En una carta a Antoine Bibesco de 1903, sin fecha ulterior puesto que nunca fechaba sus cartas, Marcel Proust anota: “aunque ha habido pocos momentos en que he dejado de pensar en tu pena y de apreciarla bajo la severa luz de mi imaginación, observar tu carta, con su caligrafía tan cambiada que la hace apenas reconocible, tan pequeña, con sus letras todas contraídas y disminuidas como ojos empequeñecidos de tanto llorar, me afectó con una nueva violenta emoción. Era como si estuviera sintiendo el desnudo horror de tu miseria por primera vez”.
El príncipe Antoine Bibesco era miembro de una de las más notables dinastías rumanas avecindadas en el París de los albores del siglo XX. Tanto así que, todavía de pantalón corto, en casa veía desfilar a figuras como los compositores Charles Gounod, Claude Debussy y Camille Saint-Saëns; los pintores Pierre Bonnard, Édouard Vuillard y Edgar Degas; escritores como Anatole France, León Daudet y Maurice Barrès. A las conexiones familiares, Bibesco sumó estudios de Derecho en París y Canterbury, para ingresar poco después al Servicio Diplomático Rumano que le depararía una brillante carrera.

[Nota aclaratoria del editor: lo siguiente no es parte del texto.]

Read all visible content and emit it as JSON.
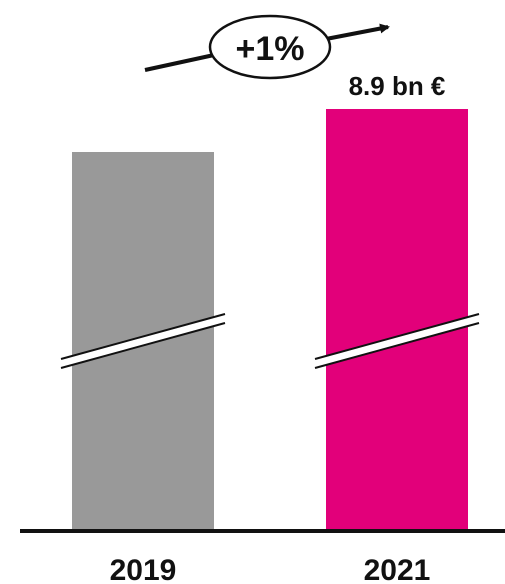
{
  "chart_data": {
    "type": "bar",
    "categories": [
      "2019",
      "2021"
    ],
    "values": [
      8.8,
      8.9
    ],
    "value_labels": [
      "",
      "8.9 bn €"
    ],
    "axis_break": true,
    "annotation": {
      "text": "+1%",
      "from": "2019",
      "to": "2021"
    },
    "title": "",
    "xlabel": "",
    "ylabel": "",
    "grid": false,
    "legend": "none",
    "colors": [
      "#999999",
      "#e2007a"
    ]
  }
}
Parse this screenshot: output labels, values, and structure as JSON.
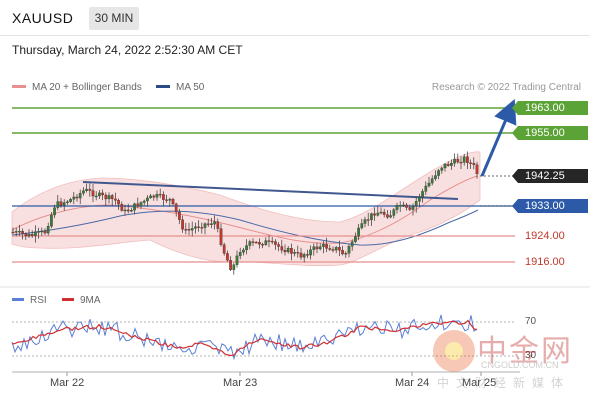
{
  "header": {
    "symbol": "XAUUSD",
    "timeframe": "30 MIN",
    "timestamp": "Thursday, March 24, 2022 2:52:30 AM CET"
  },
  "legend": {
    "ma20_label": "MA 20 + Bollinger Bands",
    "ma20_color": "#e88f8f",
    "ma50_label": "MA 50",
    "ma50_color": "#2c4a85",
    "credit": "Research © 2022 Trading Central"
  },
  "price_levels": {
    "r2": "1963.00",
    "r1": "1955.00",
    "last": "1942.25",
    "pivot": "1933.00",
    "s1": "1924.00",
    "s2": "1916.00"
  },
  "colors": {
    "resistance": "#5ba336",
    "pivot": "#2c5aa8",
    "support": "#e88f8f",
    "rsi": "#5b7fd6",
    "rsi_ma": "#d23030",
    "candle_up": "#3a7a3a",
    "candle_down": "#c0392b"
  },
  "rsi_panel": {
    "rsi_label": "RSI",
    "ma_label": "9MA",
    "level_70": "70",
    "level_30": "30"
  },
  "x_axis": {
    "labels": [
      "Mar 22",
      "Mar 23",
      "Mar 24",
      "Mar 25"
    ]
  },
  "watermark": {
    "big": "中金网",
    "url": "CNGOLD.COM.CN",
    "small": "中文财经新媒体"
  }
}
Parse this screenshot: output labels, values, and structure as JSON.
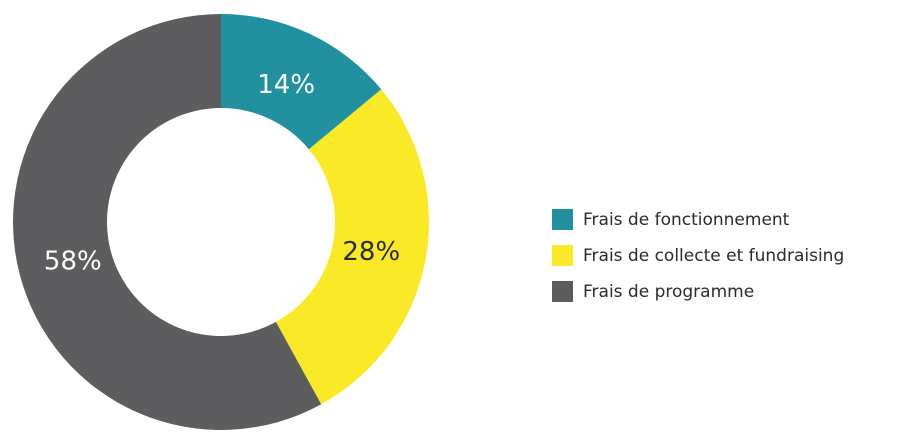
{
  "chart_data": {
    "type": "pie",
    "categories": [
      "Frais de fonctionnement",
      "Frais de collecte et fundraising",
      "Frais de programme"
    ],
    "values": [
      14,
      28,
      58
    ],
    "value_labels": [
      "14%",
      "28%",
      "58%"
    ],
    "colors": [
      "#2191a0",
      "#f9e926",
      "#5d5c5e"
    ],
    "legend": "right"
  }
}
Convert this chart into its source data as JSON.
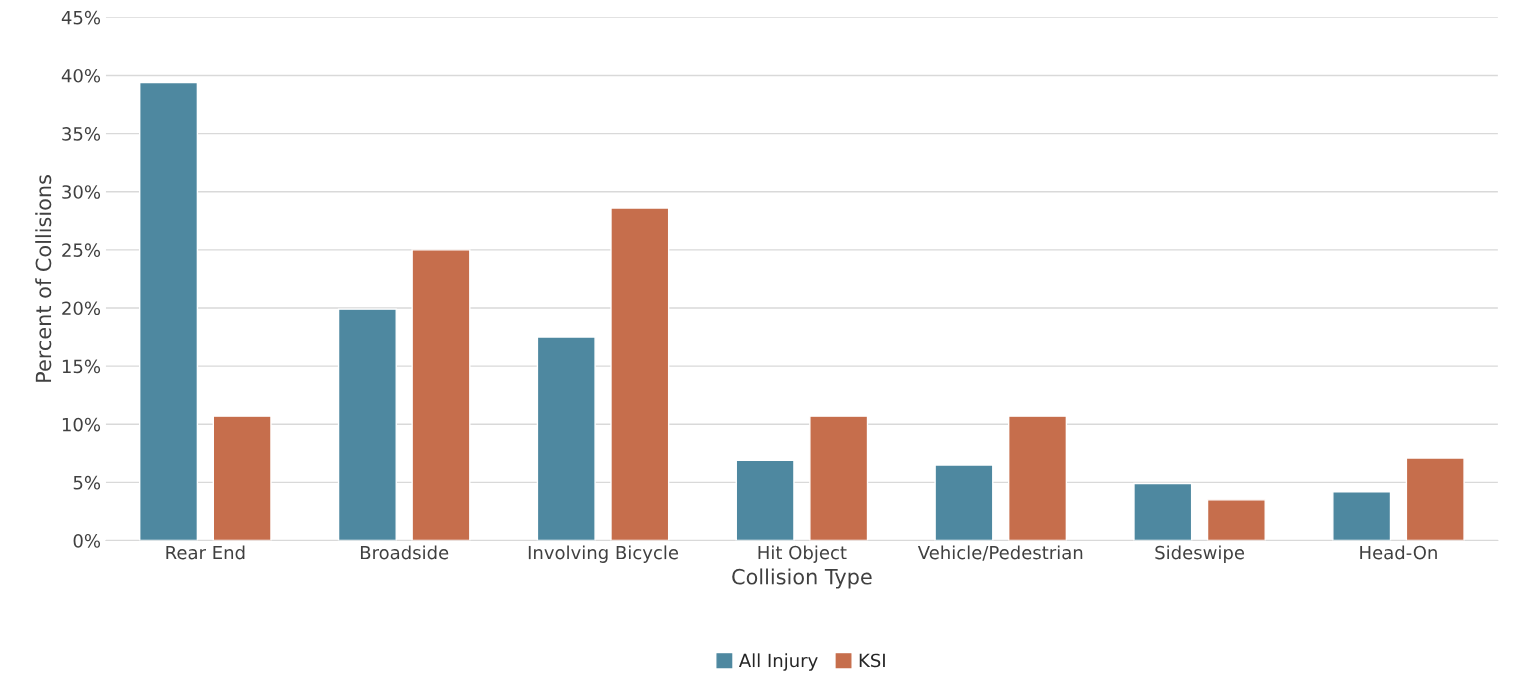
{
  "chart_data": {
    "type": "bar",
    "xlabel": "Collision Type",
    "ylabel": "Percent of Collisions",
    "categories": [
      "Rear End",
      "Broadside",
      "Involving Bicycle",
      "Hit Object",
      "Vehicle/Pedestrian",
      "Sideswipe",
      "Head-On"
    ],
    "series": [
      {
        "name": "All Injury",
        "color": "#4e88a0",
        "values": [
          39.4,
          19.9,
          17.5,
          6.9,
          6.5,
          4.9,
          4.2
        ]
      },
      {
        "name": "KSI",
        "color": "#c66e4c",
        "values": [
          10.7,
          25.0,
          28.6,
          10.7,
          10.7,
          3.5,
          7.1
        ]
      }
    ],
    "ylim": [
      0,
      45
    ],
    "yticks": [
      {
        "value": 0,
        "label": "0%"
      },
      {
        "value": 5,
        "label": "5%"
      },
      {
        "value": 10,
        "label": "10%"
      },
      {
        "value": 15,
        "label": "15%"
      },
      {
        "value": 20,
        "label": "20%"
      },
      {
        "value": 25,
        "label": "25%"
      },
      {
        "value": 30,
        "label": "30%"
      },
      {
        "value": 35,
        "label": "35%"
      },
      {
        "value": 40,
        "label": "40%"
      },
      {
        "value": 45,
        "label": "45%"
      }
    ],
    "grid": "y",
    "legend": "bottom"
  }
}
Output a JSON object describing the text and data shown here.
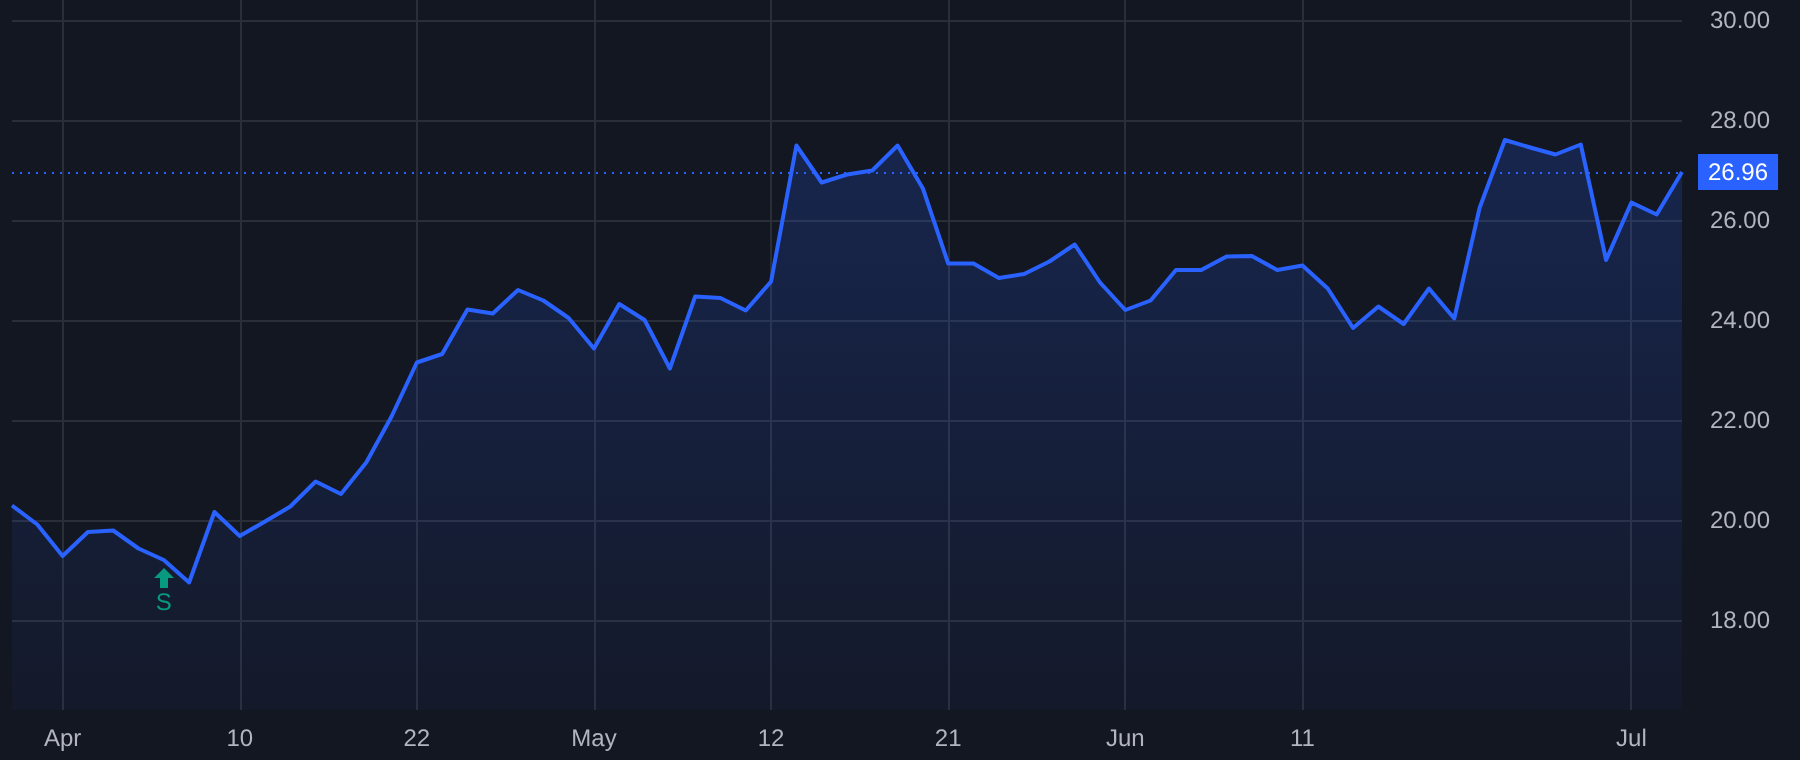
{
  "chart_data": {
    "type": "area",
    "categories": [
      null,
      null,
      "Apr",
      null,
      null,
      null,
      null,
      null,
      null,
      "10",
      null,
      null,
      null,
      null,
      null,
      null,
      "22",
      null,
      null,
      null,
      null,
      null,
      null,
      "May",
      null,
      null,
      null,
      null,
      null,
      null,
      "12",
      null,
      null,
      null,
      null,
      null,
      null,
      "21",
      null,
      null,
      null,
      null,
      null,
      null,
      "Jun",
      null,
      null,
      null,
      null,
      null,
      null,
      "11",
      null,
      null,
      null,
      null,
      null,
      null,
      null,
      null,
      null,
      null,
      null,
      null,
      "Jul",
      null,
      null
    ],
    "series": [
      {
        "color": "#2962ff",
        "values": [
          20.29,
          19.91,
          19.28,
          19.76,
          19.79,
          19.43,
          19.2,
          18.75,
          20.16,
          19.68,
          19.97,
          20.27,
          20.77,
          20.52,
          21.15,
          22.07,
          23.15,
          23.32,
          24.21,
          24.13,
          24.6,
          24.39,
          24.04,
          23.43,
          24.32,
          24.0,
          23.03,
          24.47,
          24.44,
          24.19,
          24.77,
          27.49,
          26.75,
          26.91,
          26.99,
          27.49,
          26.63,
          25.13,
          25.13,
          24.84,
          24.92,
          25.17,
          25.51,
          24.75,
          24.2,
          24.39,
          25.0,
          25.0,
          25.27,
          25.28,
          25.0,
          25.09,
          24.63,
          23.84,
          24.27,
          23.92,
          24.63,
          24.03,
          26.24,
          27.6,
          27.45,
          27.31,
          27.51,
          25.2,
          26.35,
          26.11,
          26.96
        ]
      }
    ],
    "ylim": [
      16.2,
      30.4
    ],
    "yticks": [
      {
        "value": 18,
        "label": "18.00"
      },
      {
        "value": 20,
        "label": "20.00"
      },
      {
        "value": 22,
        "label": "22.00"
      },
      {
        "value": 24,
        "label": "24.00"
      },
      {
        "value": 26,
        "label": "26.00"
      },
      {
        "value": 28,
        "label": "28.00"
      },
      {
        "value": 30,
        "label": "30.00"
      }
    ],
    "ref_lines": [
      {
        "axis": "y",
        "value": 26.96,
        "label": "26.96",
        "color": "#2962ff",
        "line_style": "dotted"
      }
    ],
    "annotations": [
      "S"
    ],
    "grid": true
  }
}
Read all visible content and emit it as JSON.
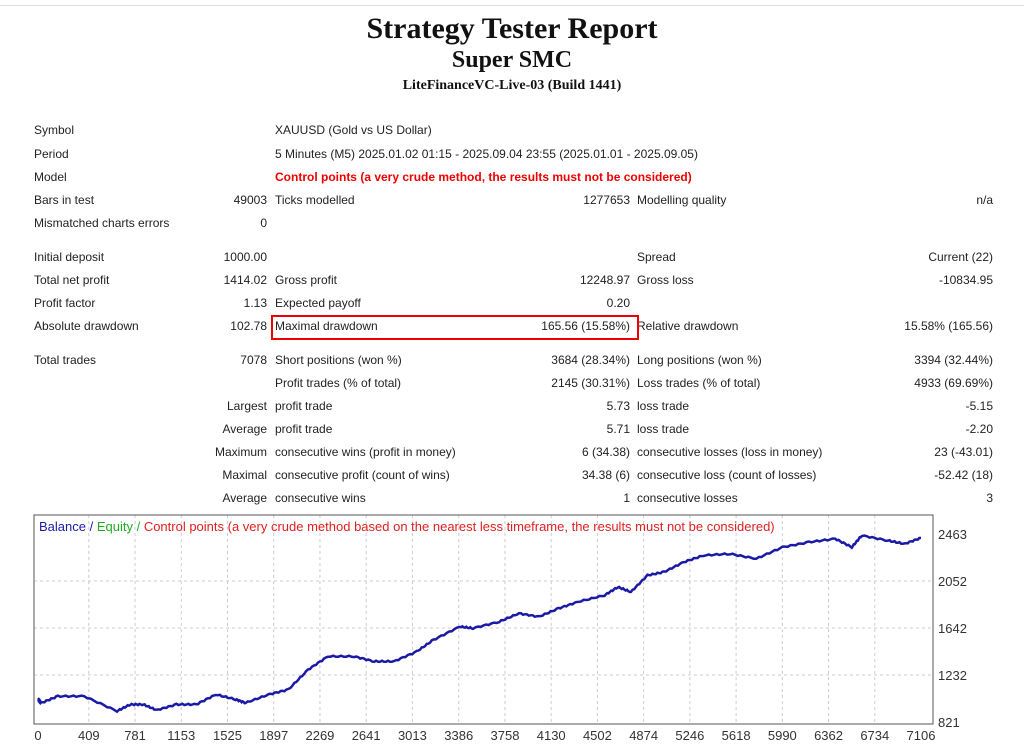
{
  "header": {
    "title": "Strategy Tester Report",
    "expert": "Super SMC",
    "server": "LiteFinanceVC-Live-03 (Build 1441)"
  },
  "info": {
    "symbol_label": "Symbol",
    "symbol": "XAUUSD (Gold vs US Dollar)",
    "period_label": "Period",
    "period": "5 Minutes (M5) 2025.01.02 01:15 - 2025.09.04 23:55 (2025.01.01 - 2025.09.05)",
    "model_label": "Model",
    "model": "Control points (a very crude method, the results must not be considered)",
    "bars_label": "Bars in test",
    "bars": "49003",
    "ticks_label": "Ticks modelled",
    "ticks": "1277653",
    "quality_label": "Modelling quality",
    "quality": "n/a",
    "mismatch_label": "Mismatched charts errors",
    "mismatch": "0"
  },
  "results": {
    "initial_label": "Initial deposit",
    "initial": "1000.00",
    "spread_label": "Spread",
    "spread": "Current (22)",
    "net_label": "Total net profit",
    "net": "1414.02",
    "gross_profit_label": "Gross profit",
    "gross_profit": "12248.97",
    "gross_loss_label": "Gross loss",
    "gross_loss": "-10834.95",
    "pf_label": "Profit factor",
    "pf": "1.13",
    "payoff_label": "Expected payoff",
    "payoff": "0.20",
    "abs_dd_label": "Absolute drawdown",
    "abs_dd": "102.78",
    "max_dd_label": "Maximal drawdown",
    "max_dd": "165.56 (15.58%)",
    "rel_dd_label": "Relative drawdown",
    "rel_dd": "15.58% (165.56)"
  },
  "trades": {
    "total_label": "Total trades",
    "total": "7078",
    "short_label": "Short positions (won %)",
    "short": "3684 (28.34%)",
    "long_label": "Long positions (won %)",
    "long": "3394 (32.44%)",
    "ptrades_label": "Profit trades (% of total)",
    "ptrades": "2145 (30.31%)",
    "ltrades_label": "Loss trades (% of total)",
    "ltrades": "4933 (69.69%)",
    "largest": "Largest",
    "largest_p_label": "profit trade",
    "largest_p": "5.73",
    "largest_l_label": "loss trade",
    "largest_l": "-5.15",
    "average": "Average",
    "avg_p_label": "profit trade",
    "avg_p": "5.71",
    "avg_l_label": "loss trade",
    "avg_l": "-2.20",
    "maximum": "Maximum",
    "max_w_label": "consecutive wins (profit in money)",
    "max_w": "6 (34.38)",
    "max_l_label": "consecutive losses (loss in money)",
    "max_l": "23 (-43.01)",
    "maximal": "Maximal",
    "mx_p_label": "consecutive profit (count of wins)",
    "mx_p": "34.38 (6)",
    "mx_l_label": "consecutive loss (count of losses)",
    "mx_l": "-52.42 (18)",
    "average2": "Average",
    "avg_w_label": "consecutive wins",
    "avg_w": "1",
    "avg_cl_label": "consecutive losses",
    "avg_cl": "3"
  },
  "chart_data": {
    "type": "line",
    "legend": {
      "balance": "Balance",
      "sep1": " / ",
      "equity": "Equity",
      "sep2": " / ",
      "note": "Control points (a very crude method based on the nearest less timeframe, the results must not be considered)"
    },
    "colors": {
      "balance": "#1a1aa6",
      "equity": "#22aa22",
      "note": "#e02020"
    },
    "x_ticks": [
      "0",
      "409",
      "781",
      "1153",
      "1525",
      "1897",
      "2269",
      "2641",
      "3013",
      "3386",
      "3758",
      "4130",
      "4502",
      "4874",
      "5246",
      "5618",
      "5990",
      "6362",
      "6734",
      "7106"
    ],
    "y_ticks": [
      "2463",
      "2052",
      "1642",
      "1232",
      "821"
    ],
    "xlim": [
      0,
      7106
    ],
    "ylim": [
      821,
      2463
    ],
    "series": [
      {
        "name": "Balance",
        "x": [
          0,
          27,
          159,
          371,
          636,
          742,
          848,
          955,
          1114,
          1273,
          1432,
          1591,
          1670,
          1856,
          2015,
          2174,
          2333,
          2545,
          2705,
          2864,
          3049,
          3182,
          3394,
          3500,
          3712,
          3871,
          4030,
          4189,
          4348,
          4560,
          4666,
          4772,
          4905,
          5038,
          5197,
          5356,
          5568,
          5780,
          5992,
          6204,
          6416,
          6549,
          6629,
          6840,
          6973,
          7106
        ],
        "y": [
          1018,
          988,
          1046,
          1046,
          916,
          974,
          974,
          925,
          974,
          974,
          1061,
          1018,
          988,
          1061,
          1104,
          1278,
          1394,
          1394,
          1350,
          1350,
          1437,
          1538,
          1654,
          1640,
          1697,
          1770,
          1740,
          1813,
          1871,
          1928,
          2000,
          1957,
          2102,
          2131,
          2218,
          2276,
          2290,
          2247,
          2348,
          2392,
          2421,
          2348,
          2450,
          2406,
          2377,
          2429
        ]
      }
    ]
  }
}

Desposó a Elizabeth Asquith, hija del primer ministro inglés, Herbert Henry Asquith. Fue también dreyfusista y un mediocre autor de teatro. Lo recordamos, sobre todo, por haber dado vida a uno de los personajes típicos de la novela de Proust: el marqués de Saint-Loup.
Proust y Bibesco formaron parte de ese paraíso mundano y artístico que fue el Hotel Ritz. Ahí trabaron amistad —y de esos años data el fragmento arriba incluido. Bibesco había recién perdido a su madre, la princesa Hélène Bibesco, víctima de un cáncer. Proust extendía condolencias a su amigo y, sin embargo, no podía dejar de hablar de sí mismo. Apunta a propósito de la última misiva de Antoine: “Podía yo sentir el horrible desgano en el que te obligaste a escribir, el entumecimiento de tu corazón al hablar de tu dolor o de no hablarlo en absoluto. La carta me provocó placer, si es que puedo usar la expresión al mencionar tal conexión, pero mucha infelicidad también”.
Proust ofreció viajar a Corcova, Rumania, para acompañar a Bibesco en su cuita. Pero pronto el escritor espetó mil y un excusas: su siempre doliente salud, fatiga, las flores de temporada que le causarían fiebre, la boda de su hermano, el décimo tercer aniversario de la muerte de su abuela… Al tiempo que abundaba en detalles sobre cómo alcanzar a Antoine para acompañarlo en su duelo, multiplicaba razones para no emprenderlo. Y así, comedido él, ¡proponía a su amigo encontrarse en Munich, Contantinopla o Egipto! Proust conminaba, pues, a su amigo a trasladarse justo cuando más sufría la muerte de su madre.
Proust —está fuera de toda duda— pensaba en Antoine. Intentaba ser empático a toda costa y participar del padecimiento de los otros; sin embargo, su propia naturaleza se lo impedía. Brindarse a los otros redundaba, irremediablemente, en regresar sobre sí mismo: al Narciso acechante que, por más humanitario que se pretendiera, no podía dejar de ser quien era. Y Narcisos hay en todos lados; no veo por qué no, también en política.